A pesquisa “Telemedicina no Brasil” realizada pelo Datafolha/Conexa revelou que 73% dos entrevistados voltariam a realizar consultas por videochamada, e 41% acreditam que emergências em saúde possam ser resolvidas pela telemedicina.

Como funcionam as teleconsultas?

São como consultas presenciais, nas quais o médico conversa e orienta o paciente, mas sem que haja necessidade de deslocamento. Basta ter acesso à internet.

Em janeiro de 2021, Marcelo, 55, advogado, assinou um plano de saúde com a Sami para ele, esposa e filhos. “ A minha primeira teleconsulta aconteceu logo que entrei na Sami. Reuni minha família e ficamos todos conversando com um médico pela tela do celular. Isso foi muito importante, porque nós entendemos ali como seria o modelo de atenção primária: com um médico presente que conhece o paciente”.
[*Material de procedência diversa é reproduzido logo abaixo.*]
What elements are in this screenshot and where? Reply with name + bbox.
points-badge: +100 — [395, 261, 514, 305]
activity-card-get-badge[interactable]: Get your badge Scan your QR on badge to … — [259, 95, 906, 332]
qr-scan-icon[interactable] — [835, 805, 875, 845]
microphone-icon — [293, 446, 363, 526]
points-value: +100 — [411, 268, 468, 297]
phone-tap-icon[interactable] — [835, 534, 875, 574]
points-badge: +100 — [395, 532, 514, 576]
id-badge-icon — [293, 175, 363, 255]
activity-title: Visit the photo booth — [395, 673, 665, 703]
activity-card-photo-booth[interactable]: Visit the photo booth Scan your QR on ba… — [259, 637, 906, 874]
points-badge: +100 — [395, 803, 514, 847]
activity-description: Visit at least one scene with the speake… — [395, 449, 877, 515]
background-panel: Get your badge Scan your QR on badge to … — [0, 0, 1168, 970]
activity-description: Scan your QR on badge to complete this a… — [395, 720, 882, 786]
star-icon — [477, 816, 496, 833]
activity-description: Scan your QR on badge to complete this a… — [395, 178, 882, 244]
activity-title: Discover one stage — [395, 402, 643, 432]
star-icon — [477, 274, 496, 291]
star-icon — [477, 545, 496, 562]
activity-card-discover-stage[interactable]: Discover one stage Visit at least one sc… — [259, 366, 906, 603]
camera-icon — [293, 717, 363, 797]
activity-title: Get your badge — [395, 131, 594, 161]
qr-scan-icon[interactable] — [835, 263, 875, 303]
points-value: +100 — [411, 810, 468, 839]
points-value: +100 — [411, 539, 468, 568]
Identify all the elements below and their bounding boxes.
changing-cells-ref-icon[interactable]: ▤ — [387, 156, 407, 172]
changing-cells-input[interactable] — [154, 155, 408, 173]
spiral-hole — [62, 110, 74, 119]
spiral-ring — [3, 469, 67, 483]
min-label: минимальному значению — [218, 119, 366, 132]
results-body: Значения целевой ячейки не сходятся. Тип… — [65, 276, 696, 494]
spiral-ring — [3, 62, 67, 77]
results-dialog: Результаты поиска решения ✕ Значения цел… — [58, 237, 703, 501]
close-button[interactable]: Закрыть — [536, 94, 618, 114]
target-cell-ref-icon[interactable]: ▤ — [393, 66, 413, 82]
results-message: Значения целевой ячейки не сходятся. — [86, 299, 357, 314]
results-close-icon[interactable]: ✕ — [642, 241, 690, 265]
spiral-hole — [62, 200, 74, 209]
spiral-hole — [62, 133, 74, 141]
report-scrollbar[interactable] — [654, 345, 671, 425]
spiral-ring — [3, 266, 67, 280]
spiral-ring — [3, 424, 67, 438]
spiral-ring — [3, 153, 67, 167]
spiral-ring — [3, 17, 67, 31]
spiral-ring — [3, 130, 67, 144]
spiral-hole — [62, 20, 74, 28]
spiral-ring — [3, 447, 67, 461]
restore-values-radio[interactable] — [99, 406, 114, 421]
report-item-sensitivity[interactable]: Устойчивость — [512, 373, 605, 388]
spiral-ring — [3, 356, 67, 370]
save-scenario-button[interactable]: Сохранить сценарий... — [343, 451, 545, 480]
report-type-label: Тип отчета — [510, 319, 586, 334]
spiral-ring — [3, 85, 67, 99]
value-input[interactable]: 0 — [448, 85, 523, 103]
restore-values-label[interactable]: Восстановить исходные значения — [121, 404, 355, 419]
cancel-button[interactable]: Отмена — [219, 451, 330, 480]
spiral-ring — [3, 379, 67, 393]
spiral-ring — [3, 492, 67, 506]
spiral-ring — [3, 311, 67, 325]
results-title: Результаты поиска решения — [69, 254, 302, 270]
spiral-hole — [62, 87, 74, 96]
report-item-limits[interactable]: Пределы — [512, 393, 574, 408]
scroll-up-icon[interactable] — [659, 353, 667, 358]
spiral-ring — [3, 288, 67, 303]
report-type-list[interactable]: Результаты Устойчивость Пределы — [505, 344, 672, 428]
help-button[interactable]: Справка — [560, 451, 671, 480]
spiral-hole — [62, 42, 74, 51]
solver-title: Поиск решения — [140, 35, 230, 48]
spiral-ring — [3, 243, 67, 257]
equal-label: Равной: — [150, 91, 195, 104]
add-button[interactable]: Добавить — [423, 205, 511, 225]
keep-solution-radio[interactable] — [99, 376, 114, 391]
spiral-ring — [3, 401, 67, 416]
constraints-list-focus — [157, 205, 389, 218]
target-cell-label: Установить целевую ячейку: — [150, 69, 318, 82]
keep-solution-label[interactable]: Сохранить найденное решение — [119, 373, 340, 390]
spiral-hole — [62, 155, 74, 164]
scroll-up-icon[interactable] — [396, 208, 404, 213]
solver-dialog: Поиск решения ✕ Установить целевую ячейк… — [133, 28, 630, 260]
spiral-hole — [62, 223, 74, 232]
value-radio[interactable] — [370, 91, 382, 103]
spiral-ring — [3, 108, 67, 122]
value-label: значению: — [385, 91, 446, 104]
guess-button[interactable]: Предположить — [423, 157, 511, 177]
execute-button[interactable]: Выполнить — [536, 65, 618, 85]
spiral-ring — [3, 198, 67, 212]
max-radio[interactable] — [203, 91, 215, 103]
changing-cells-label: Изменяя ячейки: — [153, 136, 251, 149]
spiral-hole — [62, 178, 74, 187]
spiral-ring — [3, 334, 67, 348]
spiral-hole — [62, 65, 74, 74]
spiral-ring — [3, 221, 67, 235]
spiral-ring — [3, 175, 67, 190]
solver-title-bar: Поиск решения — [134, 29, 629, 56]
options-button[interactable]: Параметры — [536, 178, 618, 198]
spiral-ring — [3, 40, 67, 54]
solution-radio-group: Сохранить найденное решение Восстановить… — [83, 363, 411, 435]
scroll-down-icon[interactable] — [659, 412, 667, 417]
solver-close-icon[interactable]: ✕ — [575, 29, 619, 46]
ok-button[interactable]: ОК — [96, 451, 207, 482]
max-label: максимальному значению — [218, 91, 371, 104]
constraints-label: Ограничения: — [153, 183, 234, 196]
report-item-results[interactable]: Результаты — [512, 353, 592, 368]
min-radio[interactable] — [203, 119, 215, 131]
Marcelo conta que trazia consigo boa parte dos receios comuns: “Eu achava que o plano de saúde indicaria a teleconsulta para todo tipo de consulta, mas não foi assim. Ela é oferecida quando o médico precisa conversar comigo e orientar, e não para analisar. Na semana passada, por exemplo, fiz uma teleconsulta com uma nutricionista, ela já tinha uns exames que eu fiz em um laboratório parceiro da Sami e me passou algumas orientações”.

Segundo o Dr. Alexandre Calandrini, coordenador e médico do Time de Saúde da Sami, até mesmo seus pacientes mais receosos se mostram surpresos com a praticidade e agilidade da teleconsulta. “Eu explico que não é nada além de uma consulta normal. Às vezes eu brinco com o paciente e digo que é para ele imaginar que está no consultório, comigo. Isso funciona”, afirma.

A telemedicina já mudou a dinâmica do sistema de saúde no Brasil e todos saíram ganhando. Temos equipamentos de ponta que apoiam sua aplicação, permitindo o monitoramento pós-alta hospitalar, o acompanhamento de pacientes crônicos, a triagem de atendimento, tudo com diagnósticos rápidos e precisos. Tudo isso pode beneficiar e democratizar o acesso à excelência médica nos cantos mais longínquos do Brasil.